Yang Xuejiao, Liu Bingqian, Bai Yujing, Chen Min, Li Yiqing, Chen Mengfei, Wei Yantao, Ge Jian, Zhuo Yehong
State Key Laboratory of Ophthalmology, Zhongshan Ophthalmic Center, Sun Yat-sen University, Guangzhou, China.
Mol Vis. 2011;17:2978-85. Epub 2011 Nov 16.
To investigate the effect of elevated hydrostatic pressure on the expression and distribution of zonula occludens-1 (ZO-1), and its effect on cytoskeleton and focal adhesion in immortal human trabecular meshwork cells (iHTM) and glaucomatous human trabecular meshwork cells (GTM(3)).
iHTM and GTM(3) were exposed to 60 mmHg hydrostatic pressure for 6, 12, and 24 h. As a control, the cells were incubated simultaneously in a conventional incubator. Morphology changes were observed with an inverted microscope. The expression of ZO-1was examined with western blot, and the distribution of ZO-1 was assessed by immunofluorescence. Actin cytoskeleton and focal adhesion (vinculin) were also assessed by immunofluorescence. Data were analyzed with commercial data analysis software and a p<0.05 was considered to be statistically significant.
There was no evident morphology change after 24 h culture in 60 mmHg pressure in iHTM and GTM(3). However, in both iHTM and GTM(3), elevated pressure attenuated the expression of ZO-1 at 12 h and 24 h, detected by western blot. Meanwhile, high pressure disrupted the organization of ZO-1, actin cytoskeleton, and vinculin, assessed by immunofluorescence. When comparing iHTM with GTM(3), the distribution of ZO-1 and vinculin in GTM(3) was not as regular as that in iHTM. After exposuring in elevated pressure, the changes in GTM(3) were more obvious than that in iHTM.

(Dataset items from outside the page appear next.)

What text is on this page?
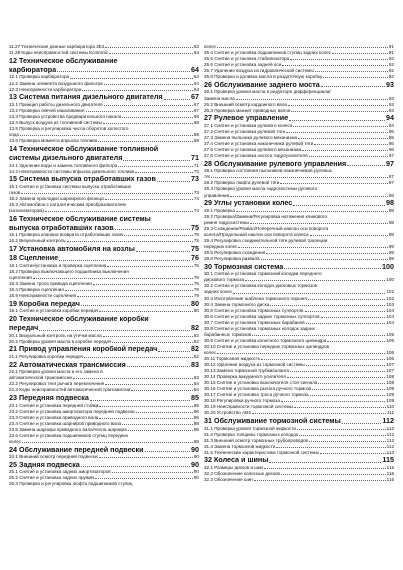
11.27 Технические данные карбюратора 2Е3	63
11.28 Коды неисправностей системы Ecotronic	63
12 Техническое обслуживание
карбюратора	64
12.1 Проверка карбюратора	64
12.2 Замена элемента воздушного фильтра	64
12.3 Неисправности карбюратора	64
13 Система питания дизельного двигателя	67
13.1 Принцип работы дизельного двигателя	67
13.2 Проверка свечей накаливания	67
13.3 Проверка устройства предварительного накала	68
13.4 Выпуск воздуха из топливной системы	68
13.5 Проверка и регулировка числа оборотов холостого
хода	69
13.6 Проверка момента впрыска топлива	69
14 Техническое обслуживание топливной
системы дизельного двигателя	71
14.1 Удаление воды и замена топливного фильтра	71
14.2 Неисправности системы впрыска дизельного топлива	72
15 Система выпуска отработавших газов	73
15.1 Снятие и установка системы выпуска отработавших
газов	73
15.2 Замена прокладки шарнирного фланца	74
15.3 Автомобили с каталитическим преобразователем
(катализатором)	74
16 Техническое обслуживание системы
выпуска отработавших газов	75
16.1 Проверка клапана возврата отработавших газов	75
16.2 Визуальный контроль	75
17 Установка автомобиля на козлы	75
18 Сцепление	76
18.1 Снятие/установка и проверка сцепления	76
18.2 Проверка выключающего подшипника выключения
сцепления	78
18.3 Замена троса привода сцепления	78
18.4 Проверка сцепления	79
18.5 Неисправности сцепления	79
19 Коробка передач	80
19.1 Снятие и установка коробки передач	80
20 Техническое обслуживание коробки
передач	82
20.1 Визуальный контроль на утечки масла	82
20.2 Проверка уровня масла в коробке передач	82
21 Привод управления коробкой передач	82
21.1 Регулировка коробки передач	82
22 Автоматическая трансмиссия	83
22.1 Проверка уровня масла и его замена в
автоматической трансмиссии	83
22.2 Регулировка тяги рычага переключения	84
22.3 Коды неисправностей автоматической трансмиссии	84
23 Передняя подвеска	85
23.1 Снятие и установка передней стойки	85
23.2 Снятие и установка амортизатора передней подвески	86
23.3 Снятие и установка приводного вала	86
23.4 Снятие и установка шарниров приводного вала	88
23.5 Замена шарнира приводного вала/чехла шарнира	88
23.6 Снятие и установка подшипников ступиц передних
колес	88
24 Обслуживание передней подвески	90
24.1 Внешний осмотр передней подвески	90
25 Задняя подвеска	90
25.1 Снятие и установка задних амортизаторов	90
25.2 Снятие и установка задних пружин	90
25.3 Проверка и регулировка люфта подшипников ступиц
колес	91
25.4 Снятие и установка подшипников ступиц задних колес	91
25.5 Снятие и установка стабилизатора	92
25.6 Снятие и установка задней оси	92
25.7 Удаление воздуха из гидравлической системы	92
25.8 Проверка и доливка масла в раздаточную коробку	92
26 Обслуживание заднего моста	93
26.1 Проверка уровня масла в редукторе дифференциала/
Замена масла	93
26.2 Внешний осмотр карданного вала	93
26.3 Проверка манжет приводных валов	93
27 Рулевое управление	94
27.1 Снятие и установка рулевого колеса	94
27.2 Снятие и установка рулевой тяги	95
27.3 Замена пыльника рулевого механизма	95
27.4 Снятие и установка наконечника рулевой тяги	96
27.5 Снятие и установка рулевого механизма	96
27.6 Снятие и установка насоса гидроусилителя	97
28 Обслуживание рулевого управления	97
28.1 Проверка состояния пыльников наконечников рулевых
тяг	97
28.2 Проверка люфта рулевой тяги	97
28.3 Проверка уровня масла гидросистемы рулевого
управления	98
29 Углы установки колес	98
29.1 Проверка	98
29.2 Проверка/Замена/Регулировка натяжения клинового
ремня гидросистемы	98
29.3 Схождение/Развал/Поперечный наклон оси поворота
колеса/Продольный наклон оси поворота колеса	98
29.4 Регулировка соединительной тяги рулевой трапеции
передних колес	99
29.5 Регулировка схождения	99
29.6 Регулировка развала	99
30 Тормозная система	100
30.1 Снятие и установка тормозной колодки переднего
дискового тормоза	100
30.2 Снятие и установка колодок дисковых тормозов
задних колес	102
30.3 Изготовление шаблона тормозного поршня	102
30.4 Замена тормозного диска	103
30.5 Снятие и установка тормозных суппортов	104
30.6 Снятие и установка задних тормозных суппортов	104
30.7 Снятие и установка тормозных барабанов	104
30.8 Снятие и установка тормозных колодок задних
барабанных тормозов	105
30.9 Снятие и установка колесного тормозного цилиндра	106
30.10 Снятие и установка передних тормозных цилиндров
колес	106
30.11 Тормозная жидкость	106
30.12 Удаление воздуха из тормозной системы	107
30.13 Замена тормозной трубки/шланга	107
30.14 Проверка вакуумного усилителя	108
30.15 Снятие и установка выключателя стоп-сигнала	108
30.16 Снятие и установка рычага ручного тормоза	109
30.17 Снятие и установка троса ручного тормоза	109
30.18 Регулировка ручного тормоза	109
30.19 Неисправности тормозной системы	110
30.20 Устройство ABS	111
31 Обслуживание тормозной системы	112
31.1 Проверка уровня тормозной жидкости	112
31.2 Проверка толщины тормозных колодок	112
31.3 Внешний осмотр тормозных трубопроводов	112
31.4 Замена тормозной жидкости	112
31.5 Технические характеристики тормозной системы	113
32 Колеса и шины	115
32.1 Размеры дисков и шин	115
32.2 Обозначение колесных дисков	115
32.3 Обозначение шин	115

Sustained pressure elevation may directly damage trabecular meshwork cells by injuring ZO-1, cytoskeleton, and foal adhesions. And GTM(3) was more susceptible to damage than iHTM. We suggest that elevated pressure seems to be not only the results of damaged TM, but also an important factor for the injury of TM cells, stop or reverse the process may help developing new target for the treatment of primary open angle glaucoma (POAG).
研究升高的静水压力对紧密连接蛋白-1(ZO-1)表达和分布的影响,及其对永生化人小梁网细胞(iHTM)和青光眼患者小梁网细胞(GTM(3))细胞骨架和粘着斑的影响。
将iHTM和GTM(3)暴露于60 mmHg静水压力下6、12和24小时。作为对照,细胞同时在传统培养箱中培养。用倒置显微镜观察形态变化。用蛋白质免疫印迹法检测ZO-1的表达,用免疫荧光法评估ZO-1的分布。肌动蛋白细胞骨架和粘着斑(纽蛋白)也通过免疫荧光进行评估。数据用商业数据分析软件进行分析,p<0.05被认为具有统计学意义。
在60 mmHg压力下培养24小时后,iHTM和GTM(3)均未出现明显的形态变化。然而,蛋白质免疫印迹法检测显示,在iHTM和GTM(3)中,升高的压力在12小时和24小时时均减弱了ZO-1的表达。同时,免疫荧光评估显示,高压破坏了ZO-1、肌动蛋白细胞骨架和纽蛋白的组织。当比较iHTM和GTM(3)时,GTM(3)中ZO-1和纽蛋白的分布不如iHTM规则。在暴露于升高的压力后,GTM(3)中的变化比iHTM更明显。
持续的压力升高可能通过损伤ZO-1、细胞骨架和粘着斑直接损害小梁网细胞。并且GTM(3)比iHTM更容易受到损伤。我们认为升高的压力似乎不仅是小梁网受损的结果,也是小梁网细胞损伤的重要因素,阻止或逆转这一过程可能有助于开发原发性开角型青光眼(POAG)治疗的新靶点。